On Android, subscribers get OpenVPN encryption. On iOS users must settle for L2TP/IPsec. Having a large choice of servers is useful, and for those who aren't particularly paranoid about the minimal logging practices - this VPN is probably a good option ( for example it unblocks Netflix US and iPlayer).
If your primary reason for wanting a VPN for a mobile device is to protect your data on public WiFi - this VPN will do the job fine on either Android or iOS - and it will successfully stop hackers from being able to sniff your data.
If you are looking for a VPN with a completely watertight logging policy, you may want to look elsewhere. Being based in the UK is not ideal, and because this VPN stores connection logs (timestamps and bandwidth used) next to an (albeit slightly anonymized) IP address - this VPN may not be suitable for everybody.
The good news, is that on Mac, Windows, and Android this VPN has a kill switch. It also has DNS leak protection built into all of its clients, and it does not suffer from any concerning leaks from our experience. The kill switch is reactive and it is not system level, which means that if the VPN crashes you will leak data to your ISP. However, the VPN did not crash during our tests, so it should perform fine.

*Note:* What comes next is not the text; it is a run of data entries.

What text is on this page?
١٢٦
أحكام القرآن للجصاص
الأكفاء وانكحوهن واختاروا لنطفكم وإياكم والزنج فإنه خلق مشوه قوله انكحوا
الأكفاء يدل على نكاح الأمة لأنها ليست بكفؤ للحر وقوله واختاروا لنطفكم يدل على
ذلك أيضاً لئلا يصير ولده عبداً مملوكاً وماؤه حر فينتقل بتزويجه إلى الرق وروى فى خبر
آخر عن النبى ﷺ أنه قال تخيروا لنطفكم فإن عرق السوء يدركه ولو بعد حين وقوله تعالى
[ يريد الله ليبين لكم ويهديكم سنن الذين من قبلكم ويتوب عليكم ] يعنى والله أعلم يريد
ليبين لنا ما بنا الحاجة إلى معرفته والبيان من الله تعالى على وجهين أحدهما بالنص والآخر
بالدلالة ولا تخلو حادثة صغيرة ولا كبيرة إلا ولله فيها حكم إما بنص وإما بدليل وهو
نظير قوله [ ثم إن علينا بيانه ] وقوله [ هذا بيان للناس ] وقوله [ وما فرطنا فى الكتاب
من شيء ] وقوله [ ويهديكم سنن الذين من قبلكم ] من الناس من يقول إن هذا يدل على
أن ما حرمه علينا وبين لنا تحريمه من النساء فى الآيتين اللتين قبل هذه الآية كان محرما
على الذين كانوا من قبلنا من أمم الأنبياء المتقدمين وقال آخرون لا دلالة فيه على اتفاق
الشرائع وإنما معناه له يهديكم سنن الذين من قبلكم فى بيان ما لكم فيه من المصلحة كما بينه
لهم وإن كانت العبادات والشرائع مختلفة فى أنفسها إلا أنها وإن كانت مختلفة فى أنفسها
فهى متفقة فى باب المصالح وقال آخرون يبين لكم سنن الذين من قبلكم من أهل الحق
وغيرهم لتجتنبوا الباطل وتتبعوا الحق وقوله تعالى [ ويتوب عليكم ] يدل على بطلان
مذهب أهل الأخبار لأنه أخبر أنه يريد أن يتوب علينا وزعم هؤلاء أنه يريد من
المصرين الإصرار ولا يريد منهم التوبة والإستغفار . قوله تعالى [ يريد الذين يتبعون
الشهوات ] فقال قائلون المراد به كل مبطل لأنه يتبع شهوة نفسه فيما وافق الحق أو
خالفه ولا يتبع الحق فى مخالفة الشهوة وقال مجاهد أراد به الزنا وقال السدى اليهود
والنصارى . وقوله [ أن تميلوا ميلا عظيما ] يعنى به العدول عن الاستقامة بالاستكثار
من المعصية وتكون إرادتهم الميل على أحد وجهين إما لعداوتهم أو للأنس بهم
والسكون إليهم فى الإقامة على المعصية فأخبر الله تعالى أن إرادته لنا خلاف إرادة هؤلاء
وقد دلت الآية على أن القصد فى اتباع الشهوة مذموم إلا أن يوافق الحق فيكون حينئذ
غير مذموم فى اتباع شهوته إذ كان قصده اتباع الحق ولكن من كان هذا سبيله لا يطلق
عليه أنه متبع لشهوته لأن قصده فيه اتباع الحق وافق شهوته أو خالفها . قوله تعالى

Although HMA permits torrenting, it does ask users never to indulge in illegal downloading while using its service. Thus, if you are primarily looking for a VPN for torrenting we would recommend looking elsewhere.
So, why get HMA? HMA is a service that is not expensive, and if you specifically require a server in a more exotic/rare location (that isn’t covered by other VPN providers) this VPN is a good option. It is also true that this VPN can protect you on public WiFi without issues.
Assuming you aren't someone who requires extremely high levels of privacy, the level of service provided by HMA is likely to be more than enough. We are also happy to report that since the last time we tested the VPN, it no longer suffers from WebRTC leaks that must be manually plugged using an extension.
Speed test results were excellent, which means that this VPN is ideally suited for doing data-intensive tasks like streaming in HD or gaming. Also, don’t forget that this is one of the few VPNs that can unblock BBC iPlayer and Netflix US. A VPN that provides excellent value for money and that is suited to 99% of people’s needs.